= Wahaya =

Type of exual slavery in Niger and Nigeria

Wahaya is a practice whereby girls and women are bought as unofficial wives and are called fifth wives, whereby they have none of the legal rights that legal wives have, as the maximum number of wives allowed by Islam is four. A wahaya is a female slave bought by a male. It is a common practice in Niger and Nigeria. It is a modern form of slavery as these girls and women are used for sexual gratification and domestic and rural labor. Despite the fact that slavery has been criminalized in 2003, wahaya is a form of sexual and labor slavery that is still maintained in Niger. For Islam, the maximum number of wives allowed is four, which is why this practice is also called fifth wife.

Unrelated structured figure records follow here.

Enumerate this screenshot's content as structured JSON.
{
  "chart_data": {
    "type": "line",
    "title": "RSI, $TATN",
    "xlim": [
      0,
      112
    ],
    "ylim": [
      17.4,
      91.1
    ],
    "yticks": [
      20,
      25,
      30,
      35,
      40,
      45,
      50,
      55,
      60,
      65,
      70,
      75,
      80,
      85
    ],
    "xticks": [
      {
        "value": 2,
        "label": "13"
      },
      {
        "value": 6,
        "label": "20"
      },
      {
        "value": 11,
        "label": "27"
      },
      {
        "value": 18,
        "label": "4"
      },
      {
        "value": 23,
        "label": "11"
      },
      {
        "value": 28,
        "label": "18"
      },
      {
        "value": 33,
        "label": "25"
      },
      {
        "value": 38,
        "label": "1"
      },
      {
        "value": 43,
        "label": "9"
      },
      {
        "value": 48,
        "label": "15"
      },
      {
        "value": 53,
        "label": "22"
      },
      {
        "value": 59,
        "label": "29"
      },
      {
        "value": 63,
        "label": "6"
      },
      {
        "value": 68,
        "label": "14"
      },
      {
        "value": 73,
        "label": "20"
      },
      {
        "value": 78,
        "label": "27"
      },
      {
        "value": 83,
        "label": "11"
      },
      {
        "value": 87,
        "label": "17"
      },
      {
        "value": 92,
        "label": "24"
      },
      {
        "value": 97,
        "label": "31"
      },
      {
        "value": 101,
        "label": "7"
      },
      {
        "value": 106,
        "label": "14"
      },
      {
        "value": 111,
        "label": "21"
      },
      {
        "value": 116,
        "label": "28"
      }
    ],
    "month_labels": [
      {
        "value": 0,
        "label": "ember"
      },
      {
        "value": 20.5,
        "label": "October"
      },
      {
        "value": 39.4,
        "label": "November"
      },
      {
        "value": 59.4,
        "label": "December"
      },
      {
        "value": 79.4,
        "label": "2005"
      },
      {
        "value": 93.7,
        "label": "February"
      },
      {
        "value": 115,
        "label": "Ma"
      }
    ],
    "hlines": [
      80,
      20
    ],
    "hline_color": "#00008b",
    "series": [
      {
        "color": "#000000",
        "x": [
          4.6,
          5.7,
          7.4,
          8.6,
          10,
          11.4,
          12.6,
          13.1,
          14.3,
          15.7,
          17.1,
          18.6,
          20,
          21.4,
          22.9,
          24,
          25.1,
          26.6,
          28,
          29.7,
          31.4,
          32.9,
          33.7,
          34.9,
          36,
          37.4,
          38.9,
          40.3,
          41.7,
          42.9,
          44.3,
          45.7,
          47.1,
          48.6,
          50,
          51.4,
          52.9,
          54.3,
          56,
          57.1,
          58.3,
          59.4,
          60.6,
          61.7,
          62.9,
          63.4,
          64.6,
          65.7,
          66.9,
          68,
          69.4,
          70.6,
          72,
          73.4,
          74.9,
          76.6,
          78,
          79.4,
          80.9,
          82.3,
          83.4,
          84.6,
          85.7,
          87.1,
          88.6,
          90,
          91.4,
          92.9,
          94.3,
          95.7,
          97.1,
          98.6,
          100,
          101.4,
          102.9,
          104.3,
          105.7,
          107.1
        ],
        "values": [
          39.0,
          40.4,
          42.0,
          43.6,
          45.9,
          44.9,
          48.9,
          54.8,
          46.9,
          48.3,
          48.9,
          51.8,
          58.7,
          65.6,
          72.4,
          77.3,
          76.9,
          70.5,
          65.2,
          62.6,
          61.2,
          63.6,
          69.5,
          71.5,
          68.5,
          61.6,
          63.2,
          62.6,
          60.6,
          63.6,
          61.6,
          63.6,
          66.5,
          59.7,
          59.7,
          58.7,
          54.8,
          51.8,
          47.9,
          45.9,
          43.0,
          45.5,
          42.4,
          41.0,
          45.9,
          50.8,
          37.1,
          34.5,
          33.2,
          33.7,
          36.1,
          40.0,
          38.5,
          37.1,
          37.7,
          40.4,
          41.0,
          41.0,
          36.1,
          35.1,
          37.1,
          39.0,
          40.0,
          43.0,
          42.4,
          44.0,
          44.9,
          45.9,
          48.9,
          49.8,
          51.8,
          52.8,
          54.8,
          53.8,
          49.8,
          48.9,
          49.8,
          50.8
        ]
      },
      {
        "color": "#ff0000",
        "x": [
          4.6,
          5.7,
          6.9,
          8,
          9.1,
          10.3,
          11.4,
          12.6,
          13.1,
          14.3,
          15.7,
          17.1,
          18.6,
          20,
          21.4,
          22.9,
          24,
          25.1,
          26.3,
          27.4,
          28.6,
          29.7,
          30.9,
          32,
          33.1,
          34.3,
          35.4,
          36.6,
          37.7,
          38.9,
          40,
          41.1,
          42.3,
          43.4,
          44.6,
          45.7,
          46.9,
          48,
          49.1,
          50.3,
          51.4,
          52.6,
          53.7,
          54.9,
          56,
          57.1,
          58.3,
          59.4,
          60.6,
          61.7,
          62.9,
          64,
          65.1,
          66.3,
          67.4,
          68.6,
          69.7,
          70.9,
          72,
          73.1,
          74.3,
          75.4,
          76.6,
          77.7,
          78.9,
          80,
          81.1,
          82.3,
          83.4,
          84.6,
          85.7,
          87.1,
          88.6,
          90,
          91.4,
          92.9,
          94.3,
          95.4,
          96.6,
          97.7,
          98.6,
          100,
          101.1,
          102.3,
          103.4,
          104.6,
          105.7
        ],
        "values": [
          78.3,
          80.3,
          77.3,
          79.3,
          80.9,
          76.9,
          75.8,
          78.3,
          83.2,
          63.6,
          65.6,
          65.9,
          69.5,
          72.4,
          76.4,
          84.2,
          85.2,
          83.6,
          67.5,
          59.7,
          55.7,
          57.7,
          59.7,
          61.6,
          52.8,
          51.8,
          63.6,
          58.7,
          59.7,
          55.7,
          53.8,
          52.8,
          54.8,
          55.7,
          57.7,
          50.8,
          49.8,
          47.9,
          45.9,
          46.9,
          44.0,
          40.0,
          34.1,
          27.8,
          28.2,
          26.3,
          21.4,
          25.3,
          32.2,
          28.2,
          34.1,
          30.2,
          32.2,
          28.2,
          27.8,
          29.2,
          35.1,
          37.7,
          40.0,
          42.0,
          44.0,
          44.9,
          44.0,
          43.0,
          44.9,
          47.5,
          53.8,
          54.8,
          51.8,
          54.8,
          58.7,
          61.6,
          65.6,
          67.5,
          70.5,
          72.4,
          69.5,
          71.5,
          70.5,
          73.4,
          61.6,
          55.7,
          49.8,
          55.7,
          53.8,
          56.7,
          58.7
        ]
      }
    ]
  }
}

Wahaya are girls and women bought and exploited as property by wealthy religious leaders or political dignitaries to be used as free labor and for the sexual gratification of their masters, who assault them at will when they are not with their lawful wives.
A woman cannot buy a wahaya because sexual exploitation is implicit in the term. A wahaya is usually acquired through sale by her master or mistress once she reaches puberty, around the age of 12. Once sold, the wahaya must move in with her master's family and work for him and his wives without remuneration.

In the Tahoua region, it has become a sign of wealth among dignitaries, traders and large farmers and herdsmen. Since Islam prohibits having more than four wives and forbids having female slaves, a Muslim man can have up to four legal wives and then acquire any number of "fifth wives".
It is a way of circumventing Islamic law.